I think that's exactly what I thought of the slow movement of Haydn's Symphony No. 104. Perhaps that's the usual formula in Haydn's slow movements - interesting minor key section between two boring major ones


----------



## Vanahl (Jan 14, 2010)

*Mozart Slow Movements in Minor*

For me, the most moving slow movements in Mozart's orchestral works occur in piano concertos nos. 9,22, and, as mentioned, 23, and in the Sinfonia Concertante, K.364. But the slow movements in his symphonies have wonderful minor-key passages, e.g. the Jupiter Symphony.


----------



## Roi N (Oct 22, 2013)

Many of Haydn's introductions to the London Symphonies are minor, if that helps. And the slow movement of Symphony No. 70 is fascinating (D minor, Symphony in D Major). The finale is in a minor key as well, but it's a fast fugue. 103 has a minor slow movement. And the Andante with Variations in f minor is absolutely amazing.


----------



## hpowders (Dec 23, 2013)

The most profound and moving minor key slow movement in Mozart in my opinion, happens to be the c minor second movement andante found in the Sinfonia Concertante for violin and viola.


----------



## trazom (Apr 13, 2009)

Since the OP did ask (albeit a long time ago) for strong symphonic second movements, I'd recommend any from the Linz symphony onwards as they modulate to minor keys. Don't know how some could have trouble with any of those,...as what makes them exceptional is so obvious to me and most musicians with a pair of ears(and an IQ above that of a toaster).


----------



## HaydnBearstheClock (Jul 6, 2013)

For Haydn, the Adagio of Symphony No. 49 in F minor and that of Symphony No. 34 in D minor have to be mentioned. Haydn's quartets have some very nice movements in the minor key, I really like the one from Op. 54 No. 2. Same with Op. 20 No. 2. If I remember correctly, so does Op. 9 No. 2. Haydn's Sonata No. 19 in E minor has a great 1st movement. Also, the adagio of Sonata 38 in F Major is great. In Mozart, the Adagio of the Piano Concerto No. 23 is excellent (I still need to get to know more of Mozart's music).

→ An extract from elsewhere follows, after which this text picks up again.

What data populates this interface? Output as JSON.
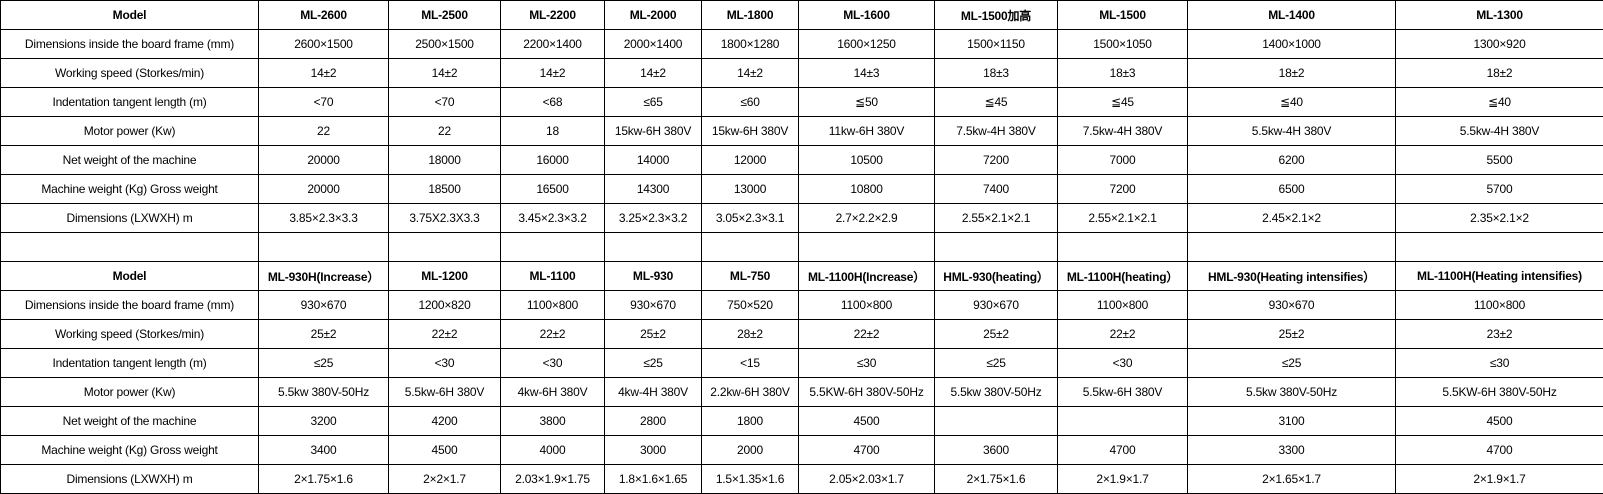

For slow movements in the minor key, try also Haydn's Seven Last Words - the Introduzione, for example. The Intermezzo, scored for winds alone, is awesome and creepy. The Overture to the Winter from Haydn's Seasons is a great slow movement in the minor, imo.


----------



## HaydnBearstheClock (Jul 6, 2013)

Dim7 said:


> For some reason every classical (in the very strict sense) slow movement tends to be in major key, whether the "main key" is minor or major. I usually find slow tempo and a major key to be a pretty bad combination. It tends to results in music that's just way too relaxed and calm to be interesting. It's the kind of music people think about when they say that classical music is "relaxing", which is probably just an euphemism for "boring." So far no Mozart or Haydn slow movement has impressed me, perhaps because of this. So what Mozart/Haydn symphonies have their slow movements in minor key?


Listen to the slow movements from Haydn's symphonies 98 or 99, these are very good. I think one shouldn't mistake the major key for 'happy' - pieces in major can also sound 'sad' sometimes.


----------



## hpowders (Dec 23, 2013)

The most profound symphonic slow movement of Haydn is found in the symphony #98 in B flat Major. It was composed after Haydn found out about Mozart's death.


----------



## HaydnBearstheClock (Jul 6, 2013)

hpowders said:


> The most profound symphonic slow movement of Haydn is found in the symphony #98 in B flat Major. It was composed after Haydn found out about Mozart's death.


Well, I'd say it's tied with the one from No. 99 - I think that one was composed after Haydn had found out that Marianne von Genzinger passed away.


----------



## hpowders (Dec 23, 2013)

I have to play #99 again.


----------



## HaydnBearstheClock (Jul 6, 2013)

hpowders said:


> I have to play #99 again.


That is a good decision .


----------



## hpowders (Dec 23, 2013)

HaydnBearstheClock said:


> That is a good decision .


It was on paper, but I can't find it. I really need to have a garage sale. I simply have too many CD's. The listening room will soon explode!!!


----------